The documentary follows the stranding of 129 pilot whales at Puponga Beach at the top of the South Island last year, and the efforts of the community to save them. All were re-floated, although 50 returned to the beach immediately and had to be re-floated a second time.
"People want to feel like they are doing something for nature, and it has more of a feeling of reward than planting a tree... There's something in big group events, as well, where people flock together for a common good," producer and director Justin Pemberton said.
The programme, which screens on TV One at noon today, features footage of 49 whales which have been shot and a conservation officer describing how he killed them.
Pemberton said many people did not realise the way some whales were euthanased when there was no hope of rescue, or that scientists often cut up the carcasses for research.
Scientists still have no idea what causes whales to strand on beaches - the first known case was documented by Aristotle over 2000 years ago.
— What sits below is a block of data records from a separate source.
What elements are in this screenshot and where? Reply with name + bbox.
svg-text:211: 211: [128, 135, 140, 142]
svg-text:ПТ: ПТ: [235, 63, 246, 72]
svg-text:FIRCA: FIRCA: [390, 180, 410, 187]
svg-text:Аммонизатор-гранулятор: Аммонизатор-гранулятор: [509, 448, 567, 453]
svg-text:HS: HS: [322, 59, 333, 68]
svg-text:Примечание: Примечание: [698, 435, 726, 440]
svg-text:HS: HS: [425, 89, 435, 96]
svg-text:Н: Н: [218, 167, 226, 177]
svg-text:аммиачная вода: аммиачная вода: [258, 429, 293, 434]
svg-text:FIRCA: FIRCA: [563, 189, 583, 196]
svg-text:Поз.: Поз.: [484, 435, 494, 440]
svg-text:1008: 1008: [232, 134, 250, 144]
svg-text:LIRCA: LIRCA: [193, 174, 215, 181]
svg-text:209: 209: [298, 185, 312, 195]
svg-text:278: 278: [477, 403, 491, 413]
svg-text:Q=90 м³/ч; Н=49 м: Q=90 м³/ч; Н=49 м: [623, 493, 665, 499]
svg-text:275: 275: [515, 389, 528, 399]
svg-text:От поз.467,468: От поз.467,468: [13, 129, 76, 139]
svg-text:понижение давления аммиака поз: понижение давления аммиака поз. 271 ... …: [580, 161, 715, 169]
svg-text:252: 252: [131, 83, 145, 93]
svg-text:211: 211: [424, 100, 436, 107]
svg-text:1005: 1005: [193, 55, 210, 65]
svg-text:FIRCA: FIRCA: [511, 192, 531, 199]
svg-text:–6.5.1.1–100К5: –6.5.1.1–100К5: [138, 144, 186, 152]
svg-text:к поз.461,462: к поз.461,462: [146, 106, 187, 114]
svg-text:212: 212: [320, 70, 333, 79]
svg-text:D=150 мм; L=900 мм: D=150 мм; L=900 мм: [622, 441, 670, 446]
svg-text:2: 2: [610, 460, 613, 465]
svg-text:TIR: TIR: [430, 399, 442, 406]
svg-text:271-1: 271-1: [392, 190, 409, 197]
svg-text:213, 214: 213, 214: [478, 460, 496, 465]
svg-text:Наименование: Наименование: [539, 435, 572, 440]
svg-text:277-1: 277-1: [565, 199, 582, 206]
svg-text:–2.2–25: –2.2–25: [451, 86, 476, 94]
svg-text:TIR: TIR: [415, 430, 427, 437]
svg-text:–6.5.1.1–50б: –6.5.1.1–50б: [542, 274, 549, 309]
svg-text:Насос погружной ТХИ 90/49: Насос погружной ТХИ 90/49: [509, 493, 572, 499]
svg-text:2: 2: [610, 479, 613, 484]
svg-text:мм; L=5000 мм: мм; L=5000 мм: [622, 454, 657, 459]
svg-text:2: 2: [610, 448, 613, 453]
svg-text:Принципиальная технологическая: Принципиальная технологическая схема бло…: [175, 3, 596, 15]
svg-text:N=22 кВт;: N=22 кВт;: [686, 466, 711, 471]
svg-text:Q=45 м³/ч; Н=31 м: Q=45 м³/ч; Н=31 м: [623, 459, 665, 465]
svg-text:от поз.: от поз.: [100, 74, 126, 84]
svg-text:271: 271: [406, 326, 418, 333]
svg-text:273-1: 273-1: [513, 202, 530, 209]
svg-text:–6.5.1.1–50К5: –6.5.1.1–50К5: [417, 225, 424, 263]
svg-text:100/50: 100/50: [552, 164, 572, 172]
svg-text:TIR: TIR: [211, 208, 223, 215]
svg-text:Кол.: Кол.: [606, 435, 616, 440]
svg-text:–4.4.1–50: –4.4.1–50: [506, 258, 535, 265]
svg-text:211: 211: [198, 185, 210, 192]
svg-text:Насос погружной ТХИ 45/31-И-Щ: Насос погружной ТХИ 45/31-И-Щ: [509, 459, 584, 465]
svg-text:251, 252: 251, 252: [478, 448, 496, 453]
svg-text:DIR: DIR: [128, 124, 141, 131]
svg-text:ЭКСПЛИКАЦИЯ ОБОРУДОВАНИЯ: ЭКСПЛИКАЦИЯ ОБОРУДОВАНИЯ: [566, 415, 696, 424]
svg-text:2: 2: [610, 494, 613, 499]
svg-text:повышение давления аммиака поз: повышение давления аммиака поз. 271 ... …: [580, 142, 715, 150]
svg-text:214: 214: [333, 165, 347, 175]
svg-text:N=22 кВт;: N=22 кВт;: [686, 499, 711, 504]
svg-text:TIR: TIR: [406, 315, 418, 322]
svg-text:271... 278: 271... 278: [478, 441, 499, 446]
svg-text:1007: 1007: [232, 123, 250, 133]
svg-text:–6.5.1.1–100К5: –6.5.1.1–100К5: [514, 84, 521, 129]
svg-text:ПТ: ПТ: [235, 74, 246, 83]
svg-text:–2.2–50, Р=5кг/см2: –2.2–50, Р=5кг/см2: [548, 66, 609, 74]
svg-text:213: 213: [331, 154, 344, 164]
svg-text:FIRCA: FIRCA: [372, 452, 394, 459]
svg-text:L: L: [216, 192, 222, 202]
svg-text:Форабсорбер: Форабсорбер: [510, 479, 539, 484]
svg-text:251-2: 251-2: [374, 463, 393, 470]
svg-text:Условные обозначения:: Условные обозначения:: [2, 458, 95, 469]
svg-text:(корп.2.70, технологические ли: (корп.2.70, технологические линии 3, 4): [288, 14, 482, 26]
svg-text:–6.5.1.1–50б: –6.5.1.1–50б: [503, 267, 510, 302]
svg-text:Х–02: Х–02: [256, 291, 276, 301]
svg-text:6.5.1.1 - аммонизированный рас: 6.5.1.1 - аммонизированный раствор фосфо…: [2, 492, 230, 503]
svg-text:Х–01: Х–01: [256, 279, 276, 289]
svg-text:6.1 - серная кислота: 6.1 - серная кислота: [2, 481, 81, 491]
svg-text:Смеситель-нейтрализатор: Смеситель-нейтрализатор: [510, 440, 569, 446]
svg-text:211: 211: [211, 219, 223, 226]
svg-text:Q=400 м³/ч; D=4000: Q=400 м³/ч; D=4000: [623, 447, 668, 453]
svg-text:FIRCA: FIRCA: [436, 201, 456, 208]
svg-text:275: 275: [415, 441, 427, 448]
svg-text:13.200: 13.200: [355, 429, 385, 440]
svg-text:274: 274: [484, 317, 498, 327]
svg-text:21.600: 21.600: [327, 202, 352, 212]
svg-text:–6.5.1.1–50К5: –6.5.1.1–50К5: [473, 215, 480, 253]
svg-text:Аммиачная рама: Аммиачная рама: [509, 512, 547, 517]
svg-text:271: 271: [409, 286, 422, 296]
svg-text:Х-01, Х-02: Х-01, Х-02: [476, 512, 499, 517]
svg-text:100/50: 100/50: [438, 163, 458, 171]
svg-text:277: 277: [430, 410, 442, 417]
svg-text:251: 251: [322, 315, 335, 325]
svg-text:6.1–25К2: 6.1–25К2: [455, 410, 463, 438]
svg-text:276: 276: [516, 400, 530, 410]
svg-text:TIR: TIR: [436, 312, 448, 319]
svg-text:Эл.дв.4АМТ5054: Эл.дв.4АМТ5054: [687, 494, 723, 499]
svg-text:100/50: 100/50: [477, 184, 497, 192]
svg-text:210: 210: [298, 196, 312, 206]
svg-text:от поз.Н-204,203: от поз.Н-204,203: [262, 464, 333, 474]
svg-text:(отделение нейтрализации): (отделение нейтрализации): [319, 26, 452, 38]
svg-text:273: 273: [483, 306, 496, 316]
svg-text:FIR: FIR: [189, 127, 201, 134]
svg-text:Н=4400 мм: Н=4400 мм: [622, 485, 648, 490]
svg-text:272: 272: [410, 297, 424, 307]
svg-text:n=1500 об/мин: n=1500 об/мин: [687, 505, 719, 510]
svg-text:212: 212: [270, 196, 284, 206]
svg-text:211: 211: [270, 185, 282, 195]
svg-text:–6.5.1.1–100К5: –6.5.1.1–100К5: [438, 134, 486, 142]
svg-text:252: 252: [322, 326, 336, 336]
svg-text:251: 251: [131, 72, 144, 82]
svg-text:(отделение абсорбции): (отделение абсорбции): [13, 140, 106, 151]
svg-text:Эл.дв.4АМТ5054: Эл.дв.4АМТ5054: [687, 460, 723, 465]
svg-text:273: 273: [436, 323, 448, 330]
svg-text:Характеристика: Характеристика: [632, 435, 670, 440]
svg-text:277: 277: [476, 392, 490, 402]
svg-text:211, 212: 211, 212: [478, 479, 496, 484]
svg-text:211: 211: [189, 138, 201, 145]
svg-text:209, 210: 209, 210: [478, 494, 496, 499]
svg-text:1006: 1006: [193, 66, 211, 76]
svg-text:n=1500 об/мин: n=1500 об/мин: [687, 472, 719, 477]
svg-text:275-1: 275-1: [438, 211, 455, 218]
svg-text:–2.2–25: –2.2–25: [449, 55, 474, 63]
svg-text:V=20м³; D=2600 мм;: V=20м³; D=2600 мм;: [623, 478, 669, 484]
Most theories revolve around one or more of the herd being sick and stranding, or navigational problems for the sonar-reliant animals in shallow sea.
New Zealand is one of the most common places in the world for whales to strand, with over 700 whales stranding on our beaches each year.
"I wondered why it is that whales connect with humans so much more so than a stranded stingray or something," asked Pemberton. "People put themselves at risk to save them... They are social creatures, so we can relate to them - they care for their young, there's a form of communication between them, but people feel the whale has a bond with them."
* Death on the Beach, TV1, 12pm
Whale strandings are the subject of a photographic exhibition opening on July 13 at the Auckland Museum. The images document strandings on the Whatipu coastline between 2004 and 2005.